Daily Briefing Blog

Sears gave its workers more health care choices. Here's what happened.


Juliette Mullin, Senior Editor

In the first year after Sears moved its employees into a private health insurance exchange, workers signed up for health plans that looked like the ones they had before. The next year, they shopped based on the price of premiums. But in year three, something interested happened: They signed up for the plans that offered the best value.

Now, Chief Human Resources Officer (CHRO) Dean Carter says Sears employees like the choices that a private exchange affords them—and it would be very hard to reverse that. And it's saving the giant retailer a lot of money; in the first year alone, the company saved $38 million, he says.

Speaking at a panel at Wednesday's Future of Health Care Summit in Washington, D.C., Carter said that "there isn't a CHRO I know who isn't thinking about private exchanges." It's one part of a major shift in how employers view health insurance benefits for employees in the retail health insurance marketplace.

From defined benefits to defined contributions: A major shift for the market

It's easy to read the news and think the public exchanges created by the Affordable Care Act are the biggest story in health care. But most commercial insurance in the United States still is provided through employers. It's part of the reason why Advisory Board VP David Willis says the private exchanges are as important—if not more—than the public exchanges for the future of health care.

Zeke Emanuel: Employer-based insurance will die out by 2025

Last year, a PricewaterhouseCoopers survey of more than 700 companies suggested that 45% of employers have adopted or are considering adopting a private exchange before 2018. (Other employer-driven efforts to control employee health costs include offering employer-managed health plans.)

At the summit on Wednesday, Jim Levine—director of compensation and benefits at Church & Dwight—noted that there are about 180 different providers of exchange solutions, meaning there is significant variation in models. But as the exchanges become more popular among employers trying to control costs without scaling back coverage, Levine expects to see consolidation among exchange providers and the dominance of certain types of exchange models.  

Choice in the exchanges can create smarter consumers

At Sears, Carter says private exchanges pushed employees to act like consumers when it came to health care, giving them four key things they didn't have before:

  • Choice;
  • Price transparency when it comes to unit costs and employer contributions;
  • Accountability; and
  • Speed, meaning the ability to change plans and carriers annually.

Or, as Carter puts it, it's the "democratization" of benefits.

John Barkett—the director of health policy affairs for exchange solutions at Towers Watson—notes that defined contributions give employees a strong incentive to carefully consider their coverage every year.

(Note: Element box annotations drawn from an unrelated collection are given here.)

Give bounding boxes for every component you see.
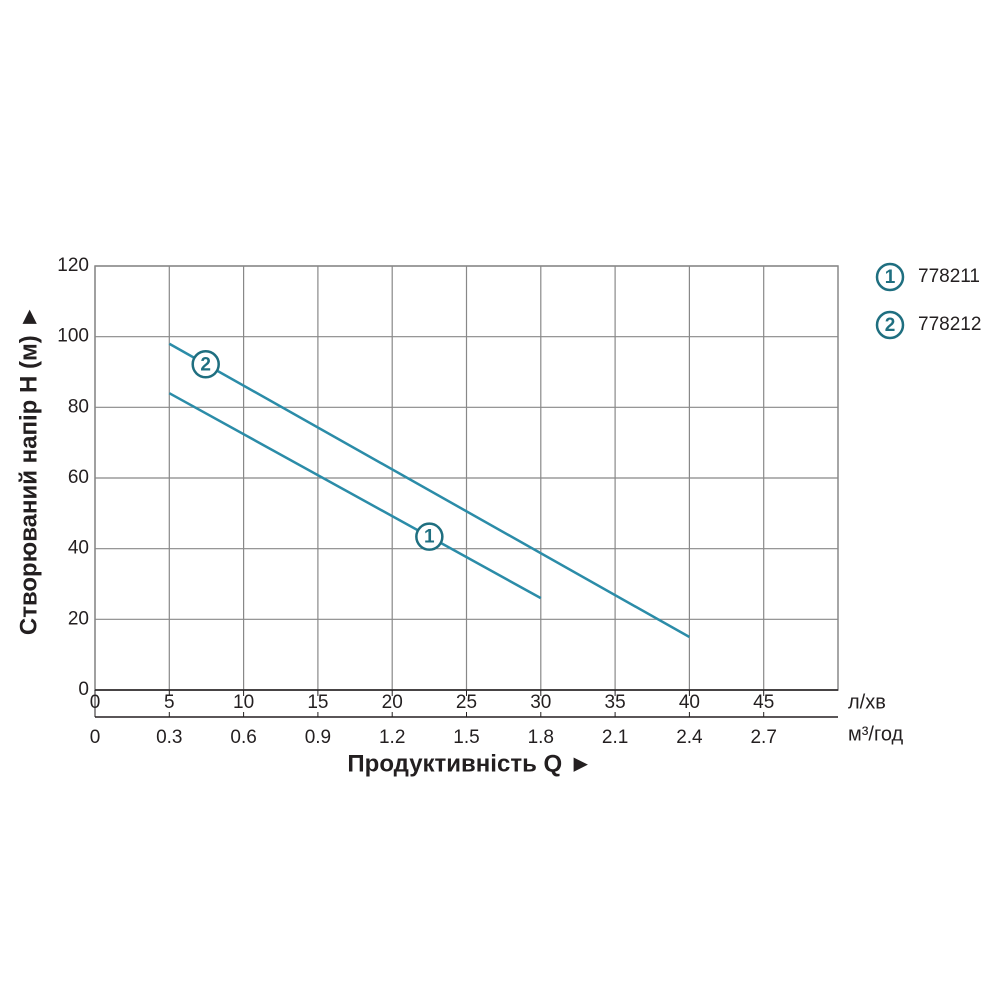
series-line bbox=[168, 392, 542, 600]
series-badge-label: 1 bbox=[424, 527, 435, 548]
legend-label: 778211 bbox=[918, 266, 980, 287]
x-tick-label: 25 bbox=[456, 692, 477, 713]
x-tick-label: 45 bbox=[753, 692, 774, 713]
series-badge-label: 2 bbox=[200, 354, 211, 375]
x2-tick-label: 2.7 bbox=[750, 727, 776, 748]
x2-tick-label: 0.9 bbox=[305, 727, 331, 748]
series-badge bbox=[875, 310, 905, 340]
x-tick-label: 15 bbox=[307, 692, 328, 713]
x2-tick-label: 1.5 bbox=[453, 727, 479, 748]
y-tick-label: 120 bbox=[57, 255, 89, 276]
x-tick-label: 35 bbox=[605, 692, 626, 713]
series-badge bbox=[415, 522, 444, 551]
x2-unit: м³/год bbox=[848, 723, 904, 745]
x2-tick-label: 2.4 bbox=[676, 727, 703, 748]
legend-label: 778212 bbox=[918, 314, 981, 335]
y-tick-label: 100 bbox=[57, 326, 89, 347]
y-tick-label: 20 bbox=[68, 608, 89, 629]
x-tick-label: 5 bbox=[164, 692, 175, 713]
x-tick-label: 10 bbox=[233, 692, 254, 713]
y-tick-label: 0 bbox=[78, 679, 89, 700]
x-tick-label: 20 bbox=[382, 692, 403, 713]
x2-tick-label: 0 bbox=[90, 727, 101, 748]
x-axis-title: Продуктивність Q ► bbox=[347, 750, 592, 777]
series-line bbox=[168, 342, 691, 639]
y-axis-title: Створюваний напір H (м) ► bbox=[15, 305, 42, 635]
x2-tick-label: 0.6 bbox=[230, 727, 256, 748]
x2-tick-label: 1.2 bbox=[379, 727, 405, 748]
x2-tick-label: 1.8 bbox=[528, 727, 554, 748]
series-badge bbox=[191, 350, 220, 379]
series-badge-label: 1 bbox=[885, 267, 896, 288]
x-tick-label: 30 bbox=[530, 692, 551, 713]
x2-tick-label: 2.1 bbox=[602, 727, 628, 748]
x-unit: л/хв bbox=[848, 691, 886, 713]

Employees who select plans that are too skinny for their health needs will only make that mistake for one year, he suggests.

But to generate employer savings and help employees make the right choice for their health needs, companies and exchange operators must provide the right decision support, experts say. For instance, Levine notes that exchange solutions cannot reach their full savings potential until point-of-service decision support for consumers are in place.

The takeaway: In an effort to reduce employer health costs, private exchanges can give employees more control over and insight into their health coverage.